I am interested in whether a protein is involved in intron retention.I have used DEXSeq to call differentially used exons from two conditions, and then isolated which of those exons represent intron retention events.
To test for functional enrichment I build a dataframe that contains gene_id, the length of all retained introns in a gene, the sum of baseMeans for those exons and whether or not at least on of those introns has significant DEU as tested by DEXSeq.
retained_genes <- subset(all_data, retained==1) %>%
mutate(sig=is.finite(padj) & is.finite(log2fold_KD_Control) & padj < 0.05 & log2fold_KD_Control < -0.58) %>%
group_by(gene_id) %>%`
summarise(length=sum(genomicData_width), expression = sum(exonBaseMean), sig = max(sig) ) %>%
ungroup()
I can then run goseq using the lengths as the bias data:
genes <- retained_genes$sig
names(genes) <- retained_genes$gene_id
bias.data <- retained_genes$length
names(bias.data) <- retained_genes$gene_id
pwf <- nullp(genes, bias.data = bias.data)
`
This produces a plot very much like you'd expect.
And then proceed to test for category enrichment:
go.retainted.length <- goseq(pwf, genome='hg19', id='ensGene')
go.retainted.length <- subset(go.retainted.expression, numInCat > 10)
go.retainted.length$padj <- p.adjust(go.retainted.expression$over_represented_pvalue, method='BH')
go.retainted.length$enrichment <- (go.retainted.expression$numDEInCat/sum(genes)) / (go.retainted.expression$numInCat/length(genes))
However, because I'm looking for things that are less retained there is clearly going to be a bias on expression - its possible that lowly expressed (i.e. already non-retained) things are less likely to be called differential. Since I believed that length should have an effect through read-count, the read count should account for both expression and length biases.
The bias plot looks similar for read count:
bias.data = retained_genes$expression
names(bias.data) <- retained_genes$gene_id
pwf <- nullp(genes, bias.data=bias.data)
but the enrichment results are very different. I had expected some difference, but not this complete difference. In fact, no terms are significant FDR 5%, enrichment > 1.5 if expression is used. Which source of bias should I use?

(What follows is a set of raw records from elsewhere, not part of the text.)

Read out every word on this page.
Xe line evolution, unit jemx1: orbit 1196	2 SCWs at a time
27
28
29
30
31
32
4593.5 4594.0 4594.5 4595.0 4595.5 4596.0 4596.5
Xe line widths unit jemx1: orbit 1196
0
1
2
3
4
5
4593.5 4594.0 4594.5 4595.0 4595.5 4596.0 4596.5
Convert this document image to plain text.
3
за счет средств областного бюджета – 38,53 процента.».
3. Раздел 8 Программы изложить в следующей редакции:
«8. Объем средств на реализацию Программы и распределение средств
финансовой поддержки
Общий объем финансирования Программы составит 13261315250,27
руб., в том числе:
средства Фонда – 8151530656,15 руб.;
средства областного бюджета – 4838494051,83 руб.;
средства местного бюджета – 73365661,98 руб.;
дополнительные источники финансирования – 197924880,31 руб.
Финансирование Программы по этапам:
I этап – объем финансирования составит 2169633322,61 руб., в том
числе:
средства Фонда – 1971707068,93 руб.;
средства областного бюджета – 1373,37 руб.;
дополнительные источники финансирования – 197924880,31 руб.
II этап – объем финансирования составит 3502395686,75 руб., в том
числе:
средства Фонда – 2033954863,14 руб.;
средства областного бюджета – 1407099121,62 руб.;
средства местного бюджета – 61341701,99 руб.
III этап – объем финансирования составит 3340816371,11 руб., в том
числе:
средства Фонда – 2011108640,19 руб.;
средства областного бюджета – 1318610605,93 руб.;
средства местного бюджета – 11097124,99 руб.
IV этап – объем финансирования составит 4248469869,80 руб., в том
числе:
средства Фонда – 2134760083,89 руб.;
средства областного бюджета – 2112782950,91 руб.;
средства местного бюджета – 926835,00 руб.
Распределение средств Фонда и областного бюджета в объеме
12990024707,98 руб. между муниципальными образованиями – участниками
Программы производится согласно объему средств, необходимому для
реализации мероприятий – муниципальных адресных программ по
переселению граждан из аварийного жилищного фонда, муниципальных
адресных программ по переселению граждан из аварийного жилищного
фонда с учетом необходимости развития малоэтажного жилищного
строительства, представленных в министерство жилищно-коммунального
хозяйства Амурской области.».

A logistic regression suggests that both factors are important:
model <- glm(sig~ log(expression+0.1) * log(length) , data=retained_genes, family=binomial("logit"))
retained_genes$preds = predict(model, type="response")
print(anova(model, test="Chisq"))
Analysis of Deviance Table
Model: binomial, link: logit
Response: sig
Terms added sequentially (first to last)
Df Deviance Resid. Df Resid. Dev Pr(>Chi)
NULL 6676 4507.1
log(expression + 0.1) 1 1057.06 6675 3450.0 < 2.2e-16 ***
log(length) 1 11.12 6674 3438.9 0.0008532 ***
log(expression + 0.1):log(length) 1 17.50 6673 3421.4 2.867e-05 ***
---
Signif. codes: 0 ‘***’ 0.001 ‘**’ 0.01 ‘*’ 0.05 ‘.’ 0.1 ‘ ’ 1
Although perhaps from here it looks like expression is more important (the log
s came from experimenting to find the best fitting model. Only those with log in came anywhere close to fitting. With log
in they fit remarkably well. Someone can tell me if this is wrong). So the question is, which source of bias data should I rely on?
Arrggh. Sorry, pasted the wrong piece of code in. Will edit. Good call on the widest range.
To my eyes at least, the logistic model suggests that length and expression have at least some independent affect on P(DE), as, in fact, does there interaction.
Logging the expression (+1 count) gives a nicer bias curve but the same enrichment results ( I think goseq ranks the bias data anyway?)